〜生贄論⑩〜「原爆パイロット」

クロード・イーザリーのことは、三島由紀夫の小説『美しい星』で知りました。イーザリーは、広島に原爆を投下したエノラゲイ号を先導するストレートフラッシュ号の機長であり、後に「発狂」という末路を辿った人物と言われています。三島は作中、イーザリーについて「あの広島における原爆投下者が発狂した理由。それは、みずからが手にかけてしまった者たちの痛みが、露ほども共有されないことを知ったゆえ」「原爆投下の後も、キャンディを舐め続ける平穏な時間が、何者にも犯されることなく流れ続けた。」と書いています。
イーザリーの実像を読み解く一助として、彼が哲学者アンデルスと交わした往復書簡『ヒロシマ・わが罪と罰』が残されています。イーザリーの搭乗するストレートフラッシュ号は、エノラゲイに先立ち、広島上空の気象観測を行い、いわば「ゴーサイン」を出す役割を担った天候観測機でした。
「原爆作戦に加担したゆえ、良心の呵責に耐え切れず、精神に異常をきたした」という原爆パイロット・イーザリーの像。
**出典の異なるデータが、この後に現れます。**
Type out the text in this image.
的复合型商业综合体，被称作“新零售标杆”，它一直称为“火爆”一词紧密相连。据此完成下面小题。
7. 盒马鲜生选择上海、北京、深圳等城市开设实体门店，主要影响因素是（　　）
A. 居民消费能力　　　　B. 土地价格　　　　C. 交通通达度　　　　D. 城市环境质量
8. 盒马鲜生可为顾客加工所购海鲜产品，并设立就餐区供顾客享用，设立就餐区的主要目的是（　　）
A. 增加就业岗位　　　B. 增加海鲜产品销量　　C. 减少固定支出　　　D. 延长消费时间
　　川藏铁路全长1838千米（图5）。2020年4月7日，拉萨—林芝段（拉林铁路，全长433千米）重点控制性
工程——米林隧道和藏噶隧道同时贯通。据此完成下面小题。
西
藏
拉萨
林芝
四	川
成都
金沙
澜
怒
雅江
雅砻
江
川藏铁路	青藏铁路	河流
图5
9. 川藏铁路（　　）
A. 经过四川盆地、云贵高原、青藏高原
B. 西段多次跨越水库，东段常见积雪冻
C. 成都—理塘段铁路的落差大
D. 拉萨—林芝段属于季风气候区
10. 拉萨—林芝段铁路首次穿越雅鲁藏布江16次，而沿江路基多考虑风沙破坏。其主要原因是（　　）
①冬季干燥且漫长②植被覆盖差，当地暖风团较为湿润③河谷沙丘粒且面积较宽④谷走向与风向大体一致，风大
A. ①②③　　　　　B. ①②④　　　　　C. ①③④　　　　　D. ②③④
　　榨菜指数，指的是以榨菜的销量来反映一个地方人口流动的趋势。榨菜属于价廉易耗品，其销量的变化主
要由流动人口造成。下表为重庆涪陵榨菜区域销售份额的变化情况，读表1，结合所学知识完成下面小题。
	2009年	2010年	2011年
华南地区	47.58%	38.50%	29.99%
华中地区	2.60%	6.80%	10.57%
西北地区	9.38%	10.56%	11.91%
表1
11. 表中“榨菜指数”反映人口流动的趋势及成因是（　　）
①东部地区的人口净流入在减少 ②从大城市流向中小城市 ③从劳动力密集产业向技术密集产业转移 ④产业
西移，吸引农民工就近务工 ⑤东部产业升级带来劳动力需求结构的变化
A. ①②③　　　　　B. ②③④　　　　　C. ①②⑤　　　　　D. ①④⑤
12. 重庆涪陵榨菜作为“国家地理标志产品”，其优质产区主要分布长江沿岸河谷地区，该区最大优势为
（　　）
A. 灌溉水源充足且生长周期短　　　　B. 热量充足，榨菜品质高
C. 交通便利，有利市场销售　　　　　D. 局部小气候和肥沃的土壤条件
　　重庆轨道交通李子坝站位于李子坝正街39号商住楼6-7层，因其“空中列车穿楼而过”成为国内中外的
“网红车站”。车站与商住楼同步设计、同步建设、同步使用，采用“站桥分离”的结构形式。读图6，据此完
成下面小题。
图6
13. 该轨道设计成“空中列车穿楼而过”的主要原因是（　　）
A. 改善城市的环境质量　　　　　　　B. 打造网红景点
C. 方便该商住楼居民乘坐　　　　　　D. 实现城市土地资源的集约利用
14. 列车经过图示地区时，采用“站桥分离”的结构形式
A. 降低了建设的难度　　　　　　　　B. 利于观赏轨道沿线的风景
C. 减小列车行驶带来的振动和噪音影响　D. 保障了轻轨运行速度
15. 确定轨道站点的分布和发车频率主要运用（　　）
これは、後に自殺未遂や雑貨屋へ強盗に入り逮捕されるなど、複数の問題行動を起こすイーザリーの自己弁護であったとの指摘もなされています。しかし、だからと言って、イーザリーが一切心の痛みを感じなかったと言い切ることも難しいでしょう。彼が見てしまったのは、まさに「神の沈黙」だったに違いありません。相変わらず、ただキャンディを舐めるだけの平穏な時間が続くだけで、大罪を犯したはずの自らを罰するべき神は、どこを探しても不在だったのです。この究極のリアリズムに、人間は果たして耐えられるでしょうか?